When they played, they played. And when they fought, they fought.

  He hadn’t seen actual combat in person, yet. However, he’d watched thousands of hours on Silent Night’s Tri-V archives. Battles going back to the company’s founding. Lumar were there many times. Sometimes they were allies; sometimes they were enemies. In each instance, they fought with the same dogged determination and straightforward attitude. They didn’t give up unless ordered to, and they weren’t brutal in victory, like some.

  He was all too aware how many merc races were, by Human standards, considered monsters. Tortantula would slaughter until there was nothing left, feeding on the enemy dead. Besquith killed for the pure fun of it. Aposa were just bloody nuts. They wouldn’t eat the enemy dead, but they were just as brutal as the Tortantula. The Lumar, on the other hand, were almost Human in the way they treated their defeated adversaries.

  Lumar were usually only used for garrison, reinforcements on major contracts, or security. Shadow wondered if it was their rather gentle nature which explained that. Oh, it wasn’t that a Lumar wouldn’t fight. He’d witnessed two squabbles in the cafeteria before leaving. Those four arms and the aliens’ powerful build was a horrendous combination to witness. Yet the fights were over as quickly as they’d begun. They were a strange and fascinating race, to be sure.

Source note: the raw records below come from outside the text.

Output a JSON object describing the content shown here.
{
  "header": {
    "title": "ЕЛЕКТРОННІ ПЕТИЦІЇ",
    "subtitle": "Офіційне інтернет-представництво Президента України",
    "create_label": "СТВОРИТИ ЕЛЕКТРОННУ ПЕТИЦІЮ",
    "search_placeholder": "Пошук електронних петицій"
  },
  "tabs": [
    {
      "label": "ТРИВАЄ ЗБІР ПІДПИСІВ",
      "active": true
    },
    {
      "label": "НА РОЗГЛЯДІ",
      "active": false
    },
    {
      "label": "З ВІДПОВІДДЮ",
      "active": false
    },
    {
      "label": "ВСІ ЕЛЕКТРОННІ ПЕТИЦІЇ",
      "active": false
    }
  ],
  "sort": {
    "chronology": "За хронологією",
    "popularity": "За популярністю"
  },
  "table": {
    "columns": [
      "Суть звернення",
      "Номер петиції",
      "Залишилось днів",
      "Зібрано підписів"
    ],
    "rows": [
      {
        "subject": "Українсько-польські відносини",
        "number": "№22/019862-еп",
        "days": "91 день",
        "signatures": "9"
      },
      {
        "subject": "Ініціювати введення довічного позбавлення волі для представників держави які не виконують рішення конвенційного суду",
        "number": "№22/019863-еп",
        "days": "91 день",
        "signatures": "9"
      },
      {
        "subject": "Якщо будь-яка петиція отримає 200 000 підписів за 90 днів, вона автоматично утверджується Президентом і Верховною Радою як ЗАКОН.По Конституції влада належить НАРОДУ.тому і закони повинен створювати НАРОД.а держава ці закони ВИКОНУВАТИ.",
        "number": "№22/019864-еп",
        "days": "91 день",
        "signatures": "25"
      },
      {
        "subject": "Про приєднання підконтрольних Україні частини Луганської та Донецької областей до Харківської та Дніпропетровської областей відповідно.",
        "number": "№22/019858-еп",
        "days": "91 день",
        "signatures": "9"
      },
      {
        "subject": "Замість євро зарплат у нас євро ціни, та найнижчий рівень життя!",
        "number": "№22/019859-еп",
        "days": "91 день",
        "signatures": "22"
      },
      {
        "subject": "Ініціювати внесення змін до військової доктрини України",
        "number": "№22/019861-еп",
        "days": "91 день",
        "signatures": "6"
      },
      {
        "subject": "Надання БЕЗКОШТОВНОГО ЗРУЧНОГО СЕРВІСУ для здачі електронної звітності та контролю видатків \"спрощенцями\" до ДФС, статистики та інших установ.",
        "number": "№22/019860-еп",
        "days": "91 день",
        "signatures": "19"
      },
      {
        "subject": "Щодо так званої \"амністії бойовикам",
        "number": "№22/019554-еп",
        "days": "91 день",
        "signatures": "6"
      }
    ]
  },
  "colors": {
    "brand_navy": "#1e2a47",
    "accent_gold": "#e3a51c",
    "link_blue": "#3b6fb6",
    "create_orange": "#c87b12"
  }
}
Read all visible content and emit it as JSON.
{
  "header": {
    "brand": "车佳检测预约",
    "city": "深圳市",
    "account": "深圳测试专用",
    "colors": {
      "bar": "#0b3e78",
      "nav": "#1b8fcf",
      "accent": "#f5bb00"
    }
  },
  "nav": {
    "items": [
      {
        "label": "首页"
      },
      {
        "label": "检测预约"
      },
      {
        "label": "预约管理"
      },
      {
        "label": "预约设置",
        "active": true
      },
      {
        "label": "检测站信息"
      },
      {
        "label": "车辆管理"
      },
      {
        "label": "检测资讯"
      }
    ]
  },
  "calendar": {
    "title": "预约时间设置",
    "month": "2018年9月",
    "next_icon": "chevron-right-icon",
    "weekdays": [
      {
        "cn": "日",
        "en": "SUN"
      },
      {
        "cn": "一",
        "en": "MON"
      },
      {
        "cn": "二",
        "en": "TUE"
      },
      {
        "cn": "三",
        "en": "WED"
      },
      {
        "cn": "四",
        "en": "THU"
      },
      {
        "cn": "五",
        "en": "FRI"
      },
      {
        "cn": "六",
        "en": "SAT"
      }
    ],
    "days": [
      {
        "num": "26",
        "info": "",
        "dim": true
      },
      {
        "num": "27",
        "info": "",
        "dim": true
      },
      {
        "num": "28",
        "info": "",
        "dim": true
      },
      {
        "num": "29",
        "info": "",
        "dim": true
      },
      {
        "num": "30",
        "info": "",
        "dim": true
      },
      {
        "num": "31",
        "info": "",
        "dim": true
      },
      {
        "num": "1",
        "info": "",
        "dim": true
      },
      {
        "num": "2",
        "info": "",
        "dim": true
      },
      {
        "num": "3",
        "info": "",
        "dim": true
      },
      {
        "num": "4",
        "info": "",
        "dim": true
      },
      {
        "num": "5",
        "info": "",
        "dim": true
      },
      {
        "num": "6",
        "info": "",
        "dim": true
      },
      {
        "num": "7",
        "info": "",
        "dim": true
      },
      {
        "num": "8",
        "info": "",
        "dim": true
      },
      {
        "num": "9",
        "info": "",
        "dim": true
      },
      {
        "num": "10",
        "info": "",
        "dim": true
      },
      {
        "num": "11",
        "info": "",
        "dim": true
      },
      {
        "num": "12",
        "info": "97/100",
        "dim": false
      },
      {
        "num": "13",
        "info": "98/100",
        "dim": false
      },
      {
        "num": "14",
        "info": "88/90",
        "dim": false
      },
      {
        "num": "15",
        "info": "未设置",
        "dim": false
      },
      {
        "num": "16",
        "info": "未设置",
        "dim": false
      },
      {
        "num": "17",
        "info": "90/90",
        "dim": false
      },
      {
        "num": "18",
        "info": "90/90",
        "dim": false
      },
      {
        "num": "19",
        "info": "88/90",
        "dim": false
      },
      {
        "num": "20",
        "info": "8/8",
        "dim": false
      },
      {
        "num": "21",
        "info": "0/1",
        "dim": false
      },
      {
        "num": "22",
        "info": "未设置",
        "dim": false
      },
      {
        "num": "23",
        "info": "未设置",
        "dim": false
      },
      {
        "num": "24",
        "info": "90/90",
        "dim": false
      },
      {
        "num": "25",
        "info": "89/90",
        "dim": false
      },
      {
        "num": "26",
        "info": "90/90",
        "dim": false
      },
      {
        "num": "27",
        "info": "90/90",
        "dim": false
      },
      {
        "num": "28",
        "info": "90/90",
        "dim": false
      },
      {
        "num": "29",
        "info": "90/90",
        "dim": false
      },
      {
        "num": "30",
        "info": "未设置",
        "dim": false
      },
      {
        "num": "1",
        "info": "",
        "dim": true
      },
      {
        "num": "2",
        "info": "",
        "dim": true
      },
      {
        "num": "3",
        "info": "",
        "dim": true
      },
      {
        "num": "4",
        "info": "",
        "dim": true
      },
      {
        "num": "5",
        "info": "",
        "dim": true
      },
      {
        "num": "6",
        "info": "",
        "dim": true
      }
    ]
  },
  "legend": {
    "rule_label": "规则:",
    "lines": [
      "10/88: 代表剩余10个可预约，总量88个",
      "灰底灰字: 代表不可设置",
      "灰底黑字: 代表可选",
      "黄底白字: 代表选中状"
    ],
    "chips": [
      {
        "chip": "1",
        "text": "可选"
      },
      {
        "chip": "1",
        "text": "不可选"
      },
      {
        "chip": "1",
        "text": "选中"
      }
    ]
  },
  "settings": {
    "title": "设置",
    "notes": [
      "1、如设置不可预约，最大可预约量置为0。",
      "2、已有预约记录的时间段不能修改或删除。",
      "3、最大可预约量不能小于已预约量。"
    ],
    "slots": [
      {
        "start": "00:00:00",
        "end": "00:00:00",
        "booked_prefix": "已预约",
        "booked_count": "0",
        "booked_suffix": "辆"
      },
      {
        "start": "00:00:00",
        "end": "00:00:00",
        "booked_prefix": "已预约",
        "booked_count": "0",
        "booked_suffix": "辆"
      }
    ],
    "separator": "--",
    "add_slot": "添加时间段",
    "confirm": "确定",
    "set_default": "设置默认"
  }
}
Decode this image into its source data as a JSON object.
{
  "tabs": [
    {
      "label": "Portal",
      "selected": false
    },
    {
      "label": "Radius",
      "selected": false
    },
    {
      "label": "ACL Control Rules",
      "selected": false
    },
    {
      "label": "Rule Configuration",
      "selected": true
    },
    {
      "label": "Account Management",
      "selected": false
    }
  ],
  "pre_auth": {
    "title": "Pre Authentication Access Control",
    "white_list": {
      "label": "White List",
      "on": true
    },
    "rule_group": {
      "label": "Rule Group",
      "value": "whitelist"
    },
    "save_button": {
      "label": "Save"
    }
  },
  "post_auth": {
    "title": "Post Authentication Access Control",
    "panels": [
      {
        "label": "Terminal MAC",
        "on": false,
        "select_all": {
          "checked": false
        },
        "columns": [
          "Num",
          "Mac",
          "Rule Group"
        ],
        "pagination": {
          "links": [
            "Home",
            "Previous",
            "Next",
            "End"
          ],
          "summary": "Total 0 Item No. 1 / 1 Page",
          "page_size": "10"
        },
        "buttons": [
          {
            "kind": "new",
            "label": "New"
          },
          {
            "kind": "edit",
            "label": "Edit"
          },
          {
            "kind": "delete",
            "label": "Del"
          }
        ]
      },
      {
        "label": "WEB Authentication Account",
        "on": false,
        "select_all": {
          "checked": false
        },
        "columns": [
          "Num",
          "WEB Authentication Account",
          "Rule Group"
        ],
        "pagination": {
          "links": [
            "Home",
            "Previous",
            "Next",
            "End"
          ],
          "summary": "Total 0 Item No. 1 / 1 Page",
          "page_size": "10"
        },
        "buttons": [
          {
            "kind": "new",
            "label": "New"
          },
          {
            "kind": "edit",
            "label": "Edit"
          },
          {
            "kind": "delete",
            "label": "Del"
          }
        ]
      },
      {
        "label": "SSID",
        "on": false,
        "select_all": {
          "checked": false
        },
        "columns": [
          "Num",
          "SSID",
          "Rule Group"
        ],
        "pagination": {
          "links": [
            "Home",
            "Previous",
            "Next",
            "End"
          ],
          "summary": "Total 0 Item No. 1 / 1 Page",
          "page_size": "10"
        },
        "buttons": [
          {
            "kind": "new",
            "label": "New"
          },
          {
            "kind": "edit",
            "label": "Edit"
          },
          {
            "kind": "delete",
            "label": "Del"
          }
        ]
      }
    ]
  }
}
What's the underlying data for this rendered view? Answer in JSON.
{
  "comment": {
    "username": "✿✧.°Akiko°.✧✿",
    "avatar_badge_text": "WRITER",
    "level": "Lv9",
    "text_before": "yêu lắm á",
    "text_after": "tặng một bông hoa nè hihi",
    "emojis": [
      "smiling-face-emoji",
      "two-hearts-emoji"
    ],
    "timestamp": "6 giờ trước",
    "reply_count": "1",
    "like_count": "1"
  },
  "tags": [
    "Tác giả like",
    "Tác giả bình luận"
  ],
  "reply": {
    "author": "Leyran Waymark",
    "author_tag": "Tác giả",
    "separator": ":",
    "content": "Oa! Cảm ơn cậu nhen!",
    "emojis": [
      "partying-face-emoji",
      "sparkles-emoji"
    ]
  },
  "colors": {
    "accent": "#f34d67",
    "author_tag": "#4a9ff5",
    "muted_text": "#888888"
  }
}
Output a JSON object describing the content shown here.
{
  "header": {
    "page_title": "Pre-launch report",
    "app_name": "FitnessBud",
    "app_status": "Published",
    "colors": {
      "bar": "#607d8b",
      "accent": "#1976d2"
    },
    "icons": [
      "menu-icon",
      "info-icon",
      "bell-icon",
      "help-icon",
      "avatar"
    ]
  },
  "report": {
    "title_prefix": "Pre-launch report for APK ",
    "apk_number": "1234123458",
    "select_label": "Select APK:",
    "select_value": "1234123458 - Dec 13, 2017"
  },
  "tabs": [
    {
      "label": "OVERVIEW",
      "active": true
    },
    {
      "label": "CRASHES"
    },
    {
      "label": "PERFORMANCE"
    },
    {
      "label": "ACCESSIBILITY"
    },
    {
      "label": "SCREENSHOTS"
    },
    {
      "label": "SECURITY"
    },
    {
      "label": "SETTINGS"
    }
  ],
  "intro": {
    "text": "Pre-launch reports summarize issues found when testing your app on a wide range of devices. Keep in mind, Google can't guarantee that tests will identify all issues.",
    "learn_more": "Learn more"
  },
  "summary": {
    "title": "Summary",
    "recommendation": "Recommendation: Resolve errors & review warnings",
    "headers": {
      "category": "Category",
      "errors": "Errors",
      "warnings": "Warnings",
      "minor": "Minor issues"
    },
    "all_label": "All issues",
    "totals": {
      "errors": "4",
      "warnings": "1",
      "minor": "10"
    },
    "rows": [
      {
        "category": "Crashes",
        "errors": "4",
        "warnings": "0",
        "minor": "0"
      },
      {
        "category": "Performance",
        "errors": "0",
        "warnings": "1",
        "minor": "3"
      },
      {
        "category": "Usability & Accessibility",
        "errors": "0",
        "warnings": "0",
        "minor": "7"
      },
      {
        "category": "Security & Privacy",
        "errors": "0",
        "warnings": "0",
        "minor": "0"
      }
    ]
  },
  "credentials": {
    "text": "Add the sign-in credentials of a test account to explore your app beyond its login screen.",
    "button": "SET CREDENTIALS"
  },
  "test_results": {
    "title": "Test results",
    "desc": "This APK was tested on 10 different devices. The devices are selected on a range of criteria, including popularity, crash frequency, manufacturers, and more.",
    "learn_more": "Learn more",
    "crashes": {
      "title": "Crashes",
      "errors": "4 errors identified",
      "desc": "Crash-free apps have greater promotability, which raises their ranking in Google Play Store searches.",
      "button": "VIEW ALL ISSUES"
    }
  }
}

  Once the Lumar had satiated their hunger, and Shadow had as well, Ulan and Iban led them from the cafeteria through the same door as they’d entered. The other Lumar were leaving, too, off to do whatever tasks needed doing. They weren’t self-starters, yet Shadow’s understanding was that they performed regular jobs or anything assigned them well. Still, Shadow wondered who was assigning these jobs. Normally on a contract, an officer of another race would oversee the Lumar to be sure they had been directed properly. There were no other merc races in the base that he’d seen or heard mentioned.

  Shadow was about to ask Ulan about this as they were leaving the cafeteria until he spotted another of the females. She was standing in a doorway leading to another section of the Lumar barracks. She had two slates held in her lower arms, and was using her upper arms to do something with them, both at the same time. A millipede-like Jeha had half its body raised up to be closer to eye level with the female, its antenna waving in the air, apparently listening to instructions. At the group’s sudden appearance, the female’s head turned to regard them.